A Falácia das Prioridades Nacionais
A discussão sobre este PL ganhou contornos dramáticos quando o relator da matéria, o deputado Paulinho da Força, declarou em entrevista a um veículo de comunicação que a aprovação da medida era, pasmem, uma “prioridade do Brasil”. Essa afirmação chocou amplos setores da sociedade e da opinião pública, gerando um imediato questionamento sobre o alinhamento do Congresso Nacional com as necessidades cotidianas e urgentes do povo brasileiro.
É compreensível que um cidadão comum, que se levanta às 5 horas da manhã para enfrentar o transporte público e garantir o sustento de sua família, não veja na redução de pena de condenados por crimes contra a democracia uma questão de “prioridade nacional”. O brasileiro vive uma realidade marcada por desafios estruturais que clamam por atenção imediata do Legislativo.
O topo da lista de preocupações do povo, inegavelmente, é a Segurança Pública.
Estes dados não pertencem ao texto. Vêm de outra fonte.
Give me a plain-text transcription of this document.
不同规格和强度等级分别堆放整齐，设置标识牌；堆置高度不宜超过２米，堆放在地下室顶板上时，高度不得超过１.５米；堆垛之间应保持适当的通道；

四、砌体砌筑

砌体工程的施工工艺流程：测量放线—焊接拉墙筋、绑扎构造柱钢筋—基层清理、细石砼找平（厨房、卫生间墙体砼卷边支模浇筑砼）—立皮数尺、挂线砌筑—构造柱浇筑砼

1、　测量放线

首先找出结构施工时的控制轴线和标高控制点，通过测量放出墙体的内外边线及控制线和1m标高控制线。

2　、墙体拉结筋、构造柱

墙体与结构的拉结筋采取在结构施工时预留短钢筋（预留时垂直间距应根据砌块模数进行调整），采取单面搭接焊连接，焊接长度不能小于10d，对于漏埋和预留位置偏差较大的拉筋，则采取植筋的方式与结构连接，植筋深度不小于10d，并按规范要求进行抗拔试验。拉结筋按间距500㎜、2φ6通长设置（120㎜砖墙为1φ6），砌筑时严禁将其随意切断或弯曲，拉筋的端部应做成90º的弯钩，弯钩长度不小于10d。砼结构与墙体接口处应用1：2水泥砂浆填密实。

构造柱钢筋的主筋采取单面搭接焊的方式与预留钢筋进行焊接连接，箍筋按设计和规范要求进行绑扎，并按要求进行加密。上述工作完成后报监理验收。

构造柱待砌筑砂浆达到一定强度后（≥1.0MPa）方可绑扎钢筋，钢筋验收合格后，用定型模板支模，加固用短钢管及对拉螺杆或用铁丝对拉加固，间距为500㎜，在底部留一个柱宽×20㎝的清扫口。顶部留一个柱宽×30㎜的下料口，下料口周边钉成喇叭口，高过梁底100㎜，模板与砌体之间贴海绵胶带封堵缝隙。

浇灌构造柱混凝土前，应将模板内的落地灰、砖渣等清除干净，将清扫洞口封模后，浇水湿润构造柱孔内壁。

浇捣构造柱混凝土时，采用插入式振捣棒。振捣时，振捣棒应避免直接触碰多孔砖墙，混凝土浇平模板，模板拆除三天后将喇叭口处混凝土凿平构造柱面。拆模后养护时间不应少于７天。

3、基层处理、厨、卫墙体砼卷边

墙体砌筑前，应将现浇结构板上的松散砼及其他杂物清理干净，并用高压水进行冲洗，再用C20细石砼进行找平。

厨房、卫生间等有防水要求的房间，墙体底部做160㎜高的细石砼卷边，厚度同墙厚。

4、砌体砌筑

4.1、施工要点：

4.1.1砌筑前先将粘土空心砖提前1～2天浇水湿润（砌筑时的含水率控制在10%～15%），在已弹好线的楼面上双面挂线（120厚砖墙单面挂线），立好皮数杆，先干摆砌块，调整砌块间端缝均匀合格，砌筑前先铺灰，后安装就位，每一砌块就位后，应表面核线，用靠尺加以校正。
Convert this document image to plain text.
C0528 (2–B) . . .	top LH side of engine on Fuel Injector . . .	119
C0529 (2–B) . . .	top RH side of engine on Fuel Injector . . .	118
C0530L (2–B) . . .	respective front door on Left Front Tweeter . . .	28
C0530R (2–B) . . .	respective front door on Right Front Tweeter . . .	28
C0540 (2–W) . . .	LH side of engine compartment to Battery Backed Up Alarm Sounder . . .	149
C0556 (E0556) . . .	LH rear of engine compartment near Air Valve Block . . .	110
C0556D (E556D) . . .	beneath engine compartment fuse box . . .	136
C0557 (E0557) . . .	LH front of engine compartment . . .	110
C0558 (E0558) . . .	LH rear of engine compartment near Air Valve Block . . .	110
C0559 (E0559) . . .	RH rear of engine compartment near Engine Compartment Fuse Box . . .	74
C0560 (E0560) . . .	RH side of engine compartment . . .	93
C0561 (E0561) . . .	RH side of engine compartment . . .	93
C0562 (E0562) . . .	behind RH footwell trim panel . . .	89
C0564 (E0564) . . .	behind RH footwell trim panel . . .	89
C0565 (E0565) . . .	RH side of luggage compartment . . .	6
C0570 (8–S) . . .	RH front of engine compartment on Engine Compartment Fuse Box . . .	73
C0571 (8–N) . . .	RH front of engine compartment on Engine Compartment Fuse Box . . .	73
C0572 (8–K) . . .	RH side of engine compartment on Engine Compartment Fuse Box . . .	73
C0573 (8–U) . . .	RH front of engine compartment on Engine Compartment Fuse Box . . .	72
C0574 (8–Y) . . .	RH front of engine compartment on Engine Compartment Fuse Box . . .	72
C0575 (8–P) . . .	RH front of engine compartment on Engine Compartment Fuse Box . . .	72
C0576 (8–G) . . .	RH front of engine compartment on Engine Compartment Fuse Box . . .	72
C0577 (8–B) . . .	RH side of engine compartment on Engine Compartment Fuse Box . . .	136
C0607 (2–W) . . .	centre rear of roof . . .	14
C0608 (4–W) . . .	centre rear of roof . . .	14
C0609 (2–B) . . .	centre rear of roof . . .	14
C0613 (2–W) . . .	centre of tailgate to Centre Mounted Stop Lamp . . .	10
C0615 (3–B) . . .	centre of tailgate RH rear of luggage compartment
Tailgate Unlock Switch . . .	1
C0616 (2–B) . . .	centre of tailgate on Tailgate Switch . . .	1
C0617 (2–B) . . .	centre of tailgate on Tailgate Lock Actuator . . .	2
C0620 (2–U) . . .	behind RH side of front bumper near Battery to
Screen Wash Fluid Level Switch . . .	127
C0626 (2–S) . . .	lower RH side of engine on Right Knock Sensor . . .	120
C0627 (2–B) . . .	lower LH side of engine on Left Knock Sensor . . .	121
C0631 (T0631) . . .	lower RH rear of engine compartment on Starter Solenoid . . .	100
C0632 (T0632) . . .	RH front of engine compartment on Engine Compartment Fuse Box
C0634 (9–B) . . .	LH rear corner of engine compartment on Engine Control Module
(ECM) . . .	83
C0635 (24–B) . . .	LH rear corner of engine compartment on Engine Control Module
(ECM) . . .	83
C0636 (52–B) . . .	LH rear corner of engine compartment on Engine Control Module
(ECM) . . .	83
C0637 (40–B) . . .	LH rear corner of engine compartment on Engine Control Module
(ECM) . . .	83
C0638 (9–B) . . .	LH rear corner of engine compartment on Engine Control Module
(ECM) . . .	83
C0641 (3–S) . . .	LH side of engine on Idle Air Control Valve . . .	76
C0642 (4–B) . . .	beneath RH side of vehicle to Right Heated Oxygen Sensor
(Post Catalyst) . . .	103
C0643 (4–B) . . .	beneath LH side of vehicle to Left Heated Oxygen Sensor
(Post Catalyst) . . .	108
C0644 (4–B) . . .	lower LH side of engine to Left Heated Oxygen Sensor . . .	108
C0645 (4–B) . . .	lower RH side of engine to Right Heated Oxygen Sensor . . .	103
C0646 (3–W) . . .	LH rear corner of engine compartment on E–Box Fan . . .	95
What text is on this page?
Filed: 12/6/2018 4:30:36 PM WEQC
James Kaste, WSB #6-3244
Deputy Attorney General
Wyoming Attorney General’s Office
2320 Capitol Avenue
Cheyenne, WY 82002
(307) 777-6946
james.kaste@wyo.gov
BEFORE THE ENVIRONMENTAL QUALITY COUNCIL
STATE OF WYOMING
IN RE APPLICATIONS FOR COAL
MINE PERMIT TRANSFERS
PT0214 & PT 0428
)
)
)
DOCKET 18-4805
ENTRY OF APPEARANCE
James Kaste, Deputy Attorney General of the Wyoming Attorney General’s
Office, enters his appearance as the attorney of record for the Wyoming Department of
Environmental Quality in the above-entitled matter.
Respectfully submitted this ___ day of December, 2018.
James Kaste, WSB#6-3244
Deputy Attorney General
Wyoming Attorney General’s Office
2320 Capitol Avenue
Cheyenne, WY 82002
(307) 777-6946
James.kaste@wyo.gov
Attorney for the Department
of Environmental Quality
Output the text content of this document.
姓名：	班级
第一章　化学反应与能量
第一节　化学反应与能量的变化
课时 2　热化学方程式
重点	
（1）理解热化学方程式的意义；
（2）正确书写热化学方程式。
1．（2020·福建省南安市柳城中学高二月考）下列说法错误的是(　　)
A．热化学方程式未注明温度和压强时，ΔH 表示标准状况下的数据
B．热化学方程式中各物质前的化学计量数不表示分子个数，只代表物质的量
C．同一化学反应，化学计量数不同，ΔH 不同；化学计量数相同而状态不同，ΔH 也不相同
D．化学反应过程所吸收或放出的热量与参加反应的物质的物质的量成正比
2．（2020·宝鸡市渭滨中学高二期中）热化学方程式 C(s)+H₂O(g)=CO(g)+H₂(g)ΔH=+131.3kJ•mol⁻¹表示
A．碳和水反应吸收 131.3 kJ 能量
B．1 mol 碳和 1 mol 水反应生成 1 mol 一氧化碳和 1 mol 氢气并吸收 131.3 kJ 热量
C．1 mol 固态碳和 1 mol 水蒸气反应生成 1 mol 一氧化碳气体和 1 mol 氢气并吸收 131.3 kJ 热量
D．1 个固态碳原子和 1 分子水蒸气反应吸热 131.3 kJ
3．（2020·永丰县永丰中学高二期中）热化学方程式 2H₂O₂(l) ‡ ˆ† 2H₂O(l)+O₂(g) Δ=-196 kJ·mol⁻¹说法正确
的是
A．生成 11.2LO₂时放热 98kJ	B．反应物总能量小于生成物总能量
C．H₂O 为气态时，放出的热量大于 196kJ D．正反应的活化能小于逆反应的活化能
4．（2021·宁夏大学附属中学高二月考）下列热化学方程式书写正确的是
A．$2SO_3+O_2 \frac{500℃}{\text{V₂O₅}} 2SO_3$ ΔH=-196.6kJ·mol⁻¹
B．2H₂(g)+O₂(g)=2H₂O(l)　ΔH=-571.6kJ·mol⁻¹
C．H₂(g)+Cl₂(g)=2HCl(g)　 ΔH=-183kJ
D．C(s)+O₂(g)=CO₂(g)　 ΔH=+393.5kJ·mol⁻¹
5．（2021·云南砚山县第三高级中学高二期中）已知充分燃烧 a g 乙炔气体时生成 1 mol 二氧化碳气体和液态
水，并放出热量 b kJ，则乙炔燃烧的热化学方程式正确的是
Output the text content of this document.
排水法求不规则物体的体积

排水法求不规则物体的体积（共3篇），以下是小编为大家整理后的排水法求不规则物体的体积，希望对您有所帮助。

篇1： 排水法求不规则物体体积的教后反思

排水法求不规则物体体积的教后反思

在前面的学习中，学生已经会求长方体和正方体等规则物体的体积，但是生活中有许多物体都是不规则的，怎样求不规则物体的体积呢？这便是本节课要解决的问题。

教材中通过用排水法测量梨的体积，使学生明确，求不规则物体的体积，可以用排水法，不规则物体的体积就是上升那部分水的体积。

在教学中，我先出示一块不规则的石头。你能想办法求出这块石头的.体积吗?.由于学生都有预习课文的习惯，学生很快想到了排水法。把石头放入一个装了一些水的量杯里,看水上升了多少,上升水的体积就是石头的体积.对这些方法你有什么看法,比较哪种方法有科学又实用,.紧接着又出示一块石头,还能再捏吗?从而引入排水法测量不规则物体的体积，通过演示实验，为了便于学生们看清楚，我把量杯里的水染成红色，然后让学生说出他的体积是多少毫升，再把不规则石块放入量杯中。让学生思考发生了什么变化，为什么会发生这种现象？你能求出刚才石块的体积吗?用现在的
Seja em São Paulo, Rio de Janeiro ou em qualquer capital ou município do país, a insegurança é uma chaga social que limita a liberdade, ameaça a vida e impede o pleno desenvolvimento econômico. Priorizar o debate sobre a dosimetria de pena para figuras políticas, enquanto a população é diariamente refém da violência, é percebido como um escárnio.
Mas as prioridades populares vão muito além. O movimento social e sindical, por exemplo, tem lutado incansavelmente pelo fim da escala de trabalho 6×1, uma jornada exaustiva que retira do trabalhador o direito ao descanso digno e ao convívio familiar. Outro ponto crucial na agenda social é a elaboração e aprovação de projetos robustos voltados para a proteção de crianças, adolescentes e, sobretudo, mulheres que são vítimas de feminicídio. Os casos de violência de gênero têm vindo à tona com frequência alarmante, e o clamor por leis mais severas, mecanismos de proteção eficazes e políticas públicas de prevenção é uma voz que deveria ressoar nos plenários da Câmara e do Senado com muito mais urgência do que qualquer debate sobre clemência política. A essa lista, soma-se o interesse popular em medidas de justiça fiscal, como a taxação de grandes fortunas, para que o custo da crise e do desenvolvimento seja distribuído de maneira mais equânime na sociedade.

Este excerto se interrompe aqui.